His fault, as much as it is one, was his inability to play the media or political game. His failure to understand that style is as important as substance when it comes to selling yourself to the public. His failure to understand the dark side of the organisation that had employed him.
While a perception that he was closely aligned to an unattractive ECB regime - the regime of Downton and Giles Clarke that talked of people being "outside cricket" - no doubt hurt him, his main fault may well have been simply being a decent man in an increasingly indecent world. A man who thought that, if he worked hard, planned for the future and forged a strong relationship, it would be enough.
And that's the lasting impression of Moores. For whatever you think of his coaching - his international record is modest; his county and development record excellent - as a man, he has a dignity that is rare in professional sport.
A sense of perspective, too.

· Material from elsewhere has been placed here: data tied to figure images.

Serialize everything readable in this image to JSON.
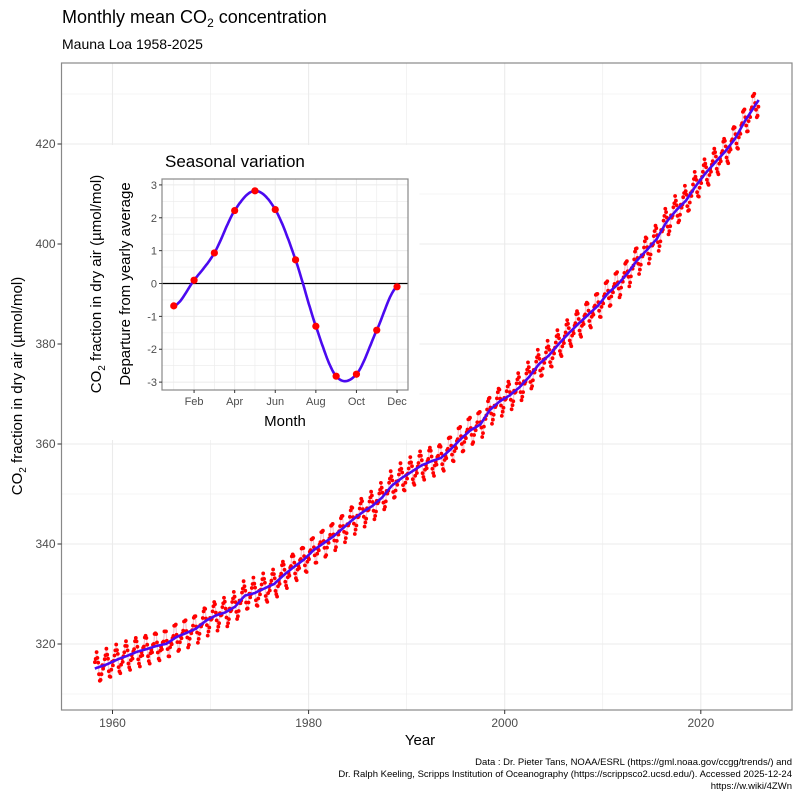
{
  "chart_data": [
    {
      "type": "line",
      "title": "Monthly mean CO",
      "title_sub": "2",
      "title_rest": " concentration",
      "subtitle": "Mauna Loa 1958-2025",
      "xlabel": "Year",
      "ylabel_prefix": "CO",
      "ylabel_sub": "2",
      "ylabel_rest": " fraction in dry air (µmol/mol)",
      "xlim": [
        1954.8,
        2029.3
      ],
      "ylim": [
        306.8,
        436.2
      ],
      "xticks": [
        "1960",
        "1980",
        "2000",
        "2020"
      ],
      "yticks": [
        "320",
        "340",
        "360",
        "380",
        "400",
        "420"
      ],
      "grid": true,
      "annual_mean_years": [
        1958,
        1959,
        1960,
        1961,
        1962,
        1963,
        1964,
        1965,
        1966,
        1967,
        1968,
        1969,
        1970,
        1971,
        1972,
        1973,
        1974,
        1975,
        1976,
        1977,
        1978,
        1979,
        1980,
        1981,
        1982,
        1983,
        1984,
        1985,
        1986,
        1987,
        1988,
        1989,
        1990,
        1991,
        1992,
        1993,
        1994,
        1995,
        1996,
        1997,
        1998,
        1999,
        2000,
        2001,
        2002,
        2003,
        2004,
        2005,
        2006,
        2007,
        2008,
        2009,
        2010,
        2011,
        2012,
        2013,
        2014,
        2015,
        2016,
        2017,
        2018,
        2019,
        2020,
        2021,
        2022,
        2023,
        2024,
        2025
      ],
      "annual_mean_values": [
        315.3,
        315.98,
        316.91,
        317.64,
        318.45,
        318.99,
        319.62,
        320.04,
        321.37,
        322.18,
        323.05,
        324.62,
        325.68,
        326.32,
        327.46,
        329.68,
        330.19,
        331.13,
        332.03,
        333.84,
        335.41,
        336.84,
        338.76,
        340.12,
        341.48,
        343.15,
        344.87,
        346.35,
        347.61,
        349.31,
        351.69,
        353.2,
        354.45,
        355.7,
        356.54,
        357.21,
        358.96,
        360.97,
        362.74,
        363.88,
        366.84,
        368.54,
        369.71,
        371.32,
        373.45,
        375.98,
        377.7,
        379.98,
        382.09,
        384.02,
        385.83,
        387.64,
        390.1,
        391.85,
        394.06,
        396.74,
        398.81,
        401.01,
        404.41,
        406.76,
        408.72,
        411.65,
        414.21,
        416.41,
        418.53,
        421.08,
        424.61,
        427.6
      ],
      "series": [
        {
          "kind": "monthly points",
          "color": "#ff0000",
          "start": "1958-03",
          "end": "2025-11"
        },
        {
          "kind": "trend",
          "color": "#4b0af0"
        }
      ],
      "caption": [
        "Data : Dr. Pieter Tans, NOAA/ESRL (https://gml.noaa.gov/ccgg/trends/) and",
        "Dr. Ralph Keeling, Scripps Institution of Oceanography (https://scrippsco2.ucsd.edu/). Accessed 2025-12-24",
        "https://w.wiki/4ZWn"
      ]
    },
    {
      "type": "line",
      "title": "Seasonal variation",
      "xlabel": "Month",
      "ylabel_line1_prefix": "CO",
      "ylabel_line1_sub": "2",
      "ylabel_line1_rest": " fraction in dry air (µmol/mol)",
      "ylabel_line2": "Departure from yearly average",
      "categories": [
        "Jan",
        "Feb",
        "Mar",
        "Apr",
        "May",
        "Jun",
        "Jul",
        "Aug",
        "Sep",
        "Oct",
        "Nov",
        "Dec"
      ],
      "values": [
        -0.68,
        0.1,
        0.93,
        2.22,
        2.82,
        2.25,
        0.72,
        -1.3,
        -2.82,
        -2.76,
        -1.42,
        -0.1
      ],
      "xticks": [
        "Feb",
        "Apr",
        "Jun",
        "Aug",
        "Oct",
        "Dec"
      ],
      "yticks": [
        "-3",
        "-2",
        "-1",
        "0",
        "1",
        "2",
        "3"
      ],
      "xlim": [
        0.42,
        12.54
      ],
      "ylim": [
        -3.24,
        3.18
      ],
      "hline": 0,
      "grid": true,
      "colors": {
        "points": "#ff0000",
        "curve": "#4b0af0"
      }
    }
  ]
}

After England lost to India at Lord's last summer, Moores was asked if he was at "rock bottom". His reply - "who knows what rock bottom is, but it isn't losing a cricket match" - sums him up better than anything else he said in his period at the helm. Even after his second sacking, he found a positive. "If feels as if I've got my wife and kids back," he said.
Following this interview, he went to see his son, Tom, a hard-hitting wicketkeeper-batsman, play for Nottinghamshire seconds against Warwickshire. The sacking has hurt, but he will cope. "A glass of wine helps," he says.

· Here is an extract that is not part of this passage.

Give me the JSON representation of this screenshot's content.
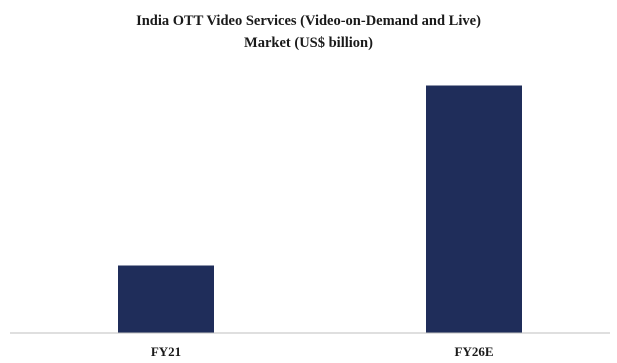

"I don't put this on," he says as the interview draws to a close. "I don't know if it's from my mum or what. But I am a calm person who can see the value of looking at people in their best light. It was such a slanging match last time. There were so many opinions. And so much of it was wrong. I didn't want to get involved. It's all so easy to do that. I'm not going down that route.

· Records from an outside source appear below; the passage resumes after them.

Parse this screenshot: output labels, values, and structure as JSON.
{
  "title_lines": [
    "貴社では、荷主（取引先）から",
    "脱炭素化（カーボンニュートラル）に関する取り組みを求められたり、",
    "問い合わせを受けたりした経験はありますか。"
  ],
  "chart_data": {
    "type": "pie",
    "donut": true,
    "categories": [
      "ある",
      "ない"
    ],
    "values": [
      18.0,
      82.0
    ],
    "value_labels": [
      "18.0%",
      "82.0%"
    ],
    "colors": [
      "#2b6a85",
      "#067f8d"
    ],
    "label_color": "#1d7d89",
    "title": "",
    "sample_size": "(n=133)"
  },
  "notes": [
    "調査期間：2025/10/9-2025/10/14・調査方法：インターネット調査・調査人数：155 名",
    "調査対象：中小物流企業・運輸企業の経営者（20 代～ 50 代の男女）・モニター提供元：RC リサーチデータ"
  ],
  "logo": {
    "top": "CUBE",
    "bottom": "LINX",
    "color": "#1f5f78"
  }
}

"I've been offered book deals, but it's not who I am. And if I did one, I would want it to be things I've learned and stories to help people get the best out of themselves and others. I have to be true to what I am. There's not a lot of mileage in negativity, you know.
"Of course it's been tough. This is the first summer for 33 years I've not been involved in the game in a professional way. But I'm a coach. It's what I do. I love England and I love cricket. The game doesn't owe me anything. It's been great fun working in it. And the hunger... it's just starting to come back."